Déjà, dans les œuvres sculpturales de la série Les déserts de 1999, dont Œuvres de sable (Les déserts no 3), l’artiste compose des paysages, âpres et fragiles, grâce à son souffle projeté sur des petits amoncellements de sable rouge, blottis dans l’échancrure d’imposants blocs monolithiques blancs. Lorsqu’elle transpose ses images paysagères sur des impressions numériques à grande échelle, ou sur écran vidéo, Alloucherie en délimite l’approche avec des éléments volumétriques qui composent une armature architecturale – comme dans l’installation Climats, terre de sang. S’y déploient de vastes modules blancs en forme de U, qui rythment l’expérience visuelle et accompagnent des images paysagistes accrochées au mur. Ces modules « comme par mimétisme […] s’apparentent au cadre bâti. En même temps, ils pourraient faire obstacle au regard du visiteur ou au contraire lui servir de viseur, de cadreur ».
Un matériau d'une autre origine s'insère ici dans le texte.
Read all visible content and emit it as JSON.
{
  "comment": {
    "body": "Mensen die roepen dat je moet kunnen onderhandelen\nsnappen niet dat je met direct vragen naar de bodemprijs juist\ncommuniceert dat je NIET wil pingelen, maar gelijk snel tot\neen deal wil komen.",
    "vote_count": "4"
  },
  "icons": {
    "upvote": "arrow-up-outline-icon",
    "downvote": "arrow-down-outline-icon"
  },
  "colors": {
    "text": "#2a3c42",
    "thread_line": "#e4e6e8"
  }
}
Dans l’installation vidéo Dédale l’artiste est inspirée par les ruelles, les arrière-cours, les arrière-fonds de l’espace urbain, ces vestiges qui ont formé l’épine dorsale des constructions des villes. Ce triptyque vidéographique projette le calme et le silence des ruelles, non de Québec, mais de Montréal, la silhouette d’un passant, le linge qui pend à une corde, des arbres, des murs. La bande sonore a supprimé les bruits des automobiles pour ne conserver qu’une respiration naturelle du bruissement du feuillage des arbres, du chant des écureuils, et quelques voies humaines en sourdine. D’imposants modules blancs, rappelant ceux des œuvres antérieures, encadrent les images de cette œuvre étrange et envoûtante qui dénature les ruelles urbaines tout en les sublimant.
Les œuvres d’Alloucherie s’inscrivent au croisement de la sculpture, de la photographie et des pratiques installatives, et sont évocatrices, jouant de subtilité dans leurs effets, entre l’ombre et la lumière, le plein et le vide, le robuste et le fragile, le petit et le monumental. C’est de cette manière que l’artiste acquiert la reconnaissance au pays et à l’international, une voie qui s’amorce pour elle à Québec, avec une première exposition personnelle d’une œuvre d’installation sur sable, en 1973, au Musée du Québec (aujourd’hui le Musée national des beaux-arts du Québec). D’innombrables expositions individuelles et collectives suivront en Amérique, en Europe, et en Asie. Alloucherie a obtenu plusieurs prix reconnaissant son travail, notamment le prix du Gouverneur général en arts visuels et en arts médiatiques du Conseil des arts du Canada en 2000 et le prix Paul-Émile-Borduas en 2002. L’artiste québécoise est lauréate de l’Ordre du Canada en 2008.